Da Redação
Cerca de 1,2 milhão de pessoas passaram pelos pórticos instalados nos três principais circuitos do Carnaval de Salvador no primeiro dia oficial da festa. O número, divulgado nesta sexta-feira (13), foi contabilizado pela Secretaria da Segurança Pública do Estado (SSP) e apresentado pelo prefeito Bruno Reis (União Brasil) durante coletiva de balanço.
O destaque foi o Centro, que registrou recorde de público para uma Quinta-feira de Carnaval.
“Ontem, nós tivemos 1 milhão e 250 mil pessoas, onde tem pórtico, porque tem bairros em que não temos essa contagem. Na Barra e Ondina, 630 mil pessoas passaram nos pórticos. Já no Campo Grande foram quase 500 mil foliões. E no Batatinha (Pelourinho) foram quase 130 mil pessoas. Então, foi um recorde para um primeiro dia de Carnaval no Centro”, afirmou.
Segundo o prefeito, os reflexos positivos também apareceram na rede hoteleira, que atingiu 94,94% de ocupação — índice 9% superior ao registrado na Quinta-feira de Carnaval de 2025. As linhas de ônibus gratuitas criadas para atender os circuitos transportaram 66,5 mil pessoas no primeiro dia.
Bruno Reis atribuiu o resultado ao planejamento da gestão municipal e à valorização cultural da festa.
“Esse trabalho todo que nós fizemos de recuperação e de valorização desse carnaval cultural teve o seu ápice ontem. É óbvio que também pela grande importância do tema do samba, que completa 110 anos, pela força que o samba tem e sua importância cultural, com as atrações que nós trouxemos. Eu estava aqui e pude presenciar esse momento”, disse.

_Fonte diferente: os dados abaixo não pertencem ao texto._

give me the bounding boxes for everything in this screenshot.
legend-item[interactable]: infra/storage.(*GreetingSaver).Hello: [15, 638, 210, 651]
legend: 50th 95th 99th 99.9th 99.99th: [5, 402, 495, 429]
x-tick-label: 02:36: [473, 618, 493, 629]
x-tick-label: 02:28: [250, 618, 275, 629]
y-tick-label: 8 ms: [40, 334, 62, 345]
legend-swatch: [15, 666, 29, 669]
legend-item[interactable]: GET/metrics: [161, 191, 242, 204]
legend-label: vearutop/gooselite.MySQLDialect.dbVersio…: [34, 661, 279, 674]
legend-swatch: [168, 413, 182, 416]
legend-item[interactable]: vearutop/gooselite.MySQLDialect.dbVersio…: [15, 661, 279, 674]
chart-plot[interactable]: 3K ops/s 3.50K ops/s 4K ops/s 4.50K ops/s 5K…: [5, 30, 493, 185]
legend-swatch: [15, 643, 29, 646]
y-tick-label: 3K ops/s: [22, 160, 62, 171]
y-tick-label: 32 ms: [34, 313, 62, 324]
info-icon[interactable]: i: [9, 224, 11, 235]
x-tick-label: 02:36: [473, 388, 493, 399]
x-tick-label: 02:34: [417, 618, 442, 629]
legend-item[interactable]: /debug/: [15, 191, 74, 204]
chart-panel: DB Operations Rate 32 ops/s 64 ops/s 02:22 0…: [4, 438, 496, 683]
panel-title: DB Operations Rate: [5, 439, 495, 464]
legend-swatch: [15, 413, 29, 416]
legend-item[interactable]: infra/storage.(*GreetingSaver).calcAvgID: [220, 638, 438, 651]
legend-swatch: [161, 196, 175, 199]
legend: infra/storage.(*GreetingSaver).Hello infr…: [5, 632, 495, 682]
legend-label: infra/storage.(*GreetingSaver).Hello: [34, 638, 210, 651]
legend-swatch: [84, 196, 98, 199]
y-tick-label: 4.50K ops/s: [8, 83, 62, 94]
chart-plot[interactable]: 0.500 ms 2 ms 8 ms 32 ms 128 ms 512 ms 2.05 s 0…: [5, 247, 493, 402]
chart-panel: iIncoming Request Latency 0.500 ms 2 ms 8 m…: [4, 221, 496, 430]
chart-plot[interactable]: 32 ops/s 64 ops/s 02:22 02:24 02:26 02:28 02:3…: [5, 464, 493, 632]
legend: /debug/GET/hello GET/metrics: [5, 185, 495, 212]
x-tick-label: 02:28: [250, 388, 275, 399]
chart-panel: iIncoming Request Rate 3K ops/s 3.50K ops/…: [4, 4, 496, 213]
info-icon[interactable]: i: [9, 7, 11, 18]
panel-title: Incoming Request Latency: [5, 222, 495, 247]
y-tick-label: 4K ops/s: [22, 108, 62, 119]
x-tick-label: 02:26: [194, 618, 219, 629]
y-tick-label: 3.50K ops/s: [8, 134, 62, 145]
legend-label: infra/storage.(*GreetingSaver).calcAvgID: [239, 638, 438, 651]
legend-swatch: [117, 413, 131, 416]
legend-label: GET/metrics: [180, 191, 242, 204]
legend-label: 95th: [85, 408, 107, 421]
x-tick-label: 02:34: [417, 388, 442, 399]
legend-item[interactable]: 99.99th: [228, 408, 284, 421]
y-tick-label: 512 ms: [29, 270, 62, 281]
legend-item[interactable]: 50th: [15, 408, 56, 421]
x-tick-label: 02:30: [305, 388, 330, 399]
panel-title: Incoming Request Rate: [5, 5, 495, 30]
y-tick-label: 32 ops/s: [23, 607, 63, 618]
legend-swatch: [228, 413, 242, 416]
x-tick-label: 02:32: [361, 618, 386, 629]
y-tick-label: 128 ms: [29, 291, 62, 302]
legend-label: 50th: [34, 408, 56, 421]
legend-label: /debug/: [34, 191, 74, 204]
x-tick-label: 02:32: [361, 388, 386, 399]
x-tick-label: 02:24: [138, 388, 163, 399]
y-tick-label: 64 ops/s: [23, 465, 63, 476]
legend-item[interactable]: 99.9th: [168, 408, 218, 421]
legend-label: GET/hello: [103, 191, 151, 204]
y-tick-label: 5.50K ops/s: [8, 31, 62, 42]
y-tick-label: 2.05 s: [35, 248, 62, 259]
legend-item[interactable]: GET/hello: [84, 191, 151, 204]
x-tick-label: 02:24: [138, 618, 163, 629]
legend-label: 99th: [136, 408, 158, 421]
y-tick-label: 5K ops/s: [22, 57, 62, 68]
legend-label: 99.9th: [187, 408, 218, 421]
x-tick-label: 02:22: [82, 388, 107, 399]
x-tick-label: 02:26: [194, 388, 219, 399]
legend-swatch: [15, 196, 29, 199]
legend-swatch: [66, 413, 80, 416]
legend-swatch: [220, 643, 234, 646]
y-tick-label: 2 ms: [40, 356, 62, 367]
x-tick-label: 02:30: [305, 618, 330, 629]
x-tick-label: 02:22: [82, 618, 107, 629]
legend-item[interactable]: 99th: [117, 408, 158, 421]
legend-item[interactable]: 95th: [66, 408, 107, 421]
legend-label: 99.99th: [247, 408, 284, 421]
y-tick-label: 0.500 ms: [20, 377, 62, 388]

Saúde registra 440 atendimentos
Na área da Saúde, foram realizados 440 atendimentos entre 5h da quinta-feira (12) e 5h da sexta-feira (13), número 12% superior ao mesmo período de 2025.
Apesar do aumento absoluto, a análise técnica aponta cenário positivo, já que a maioria das ocorrências foi classificada como de baixa e média complexidade.
Predominaram atendimentos clínicos, como cefaleia, mal-estar, desidratação, quedas, pequenos ferimentos, curativos, controle de pressão arterial, hipoglicemia e intercorrências comuns em eventos de grande porte. Também houve pequenos procedimentos cirúrgicos, como suturas e drenagens superficiais, resolvidos nos próprios módulos.
Em comparação com 2025, houve redução de 15% nos casos de agressão física e de 7% nas intoxicações alcoólicas. Não foram registradas ocorrências por arma de fogo ou violência sexual nos módulos de saúde. Apenas 10 pacientes precisaram ser transferidos para outras unidades, o equivalente a 2,3% do total, garantindo 98% de resolução nos próprios postos assistenciais.
O balanço reforça o impacto da festa na economia, mobilidade e serviços públicos da capital baiana logo no primeiro dia oficial.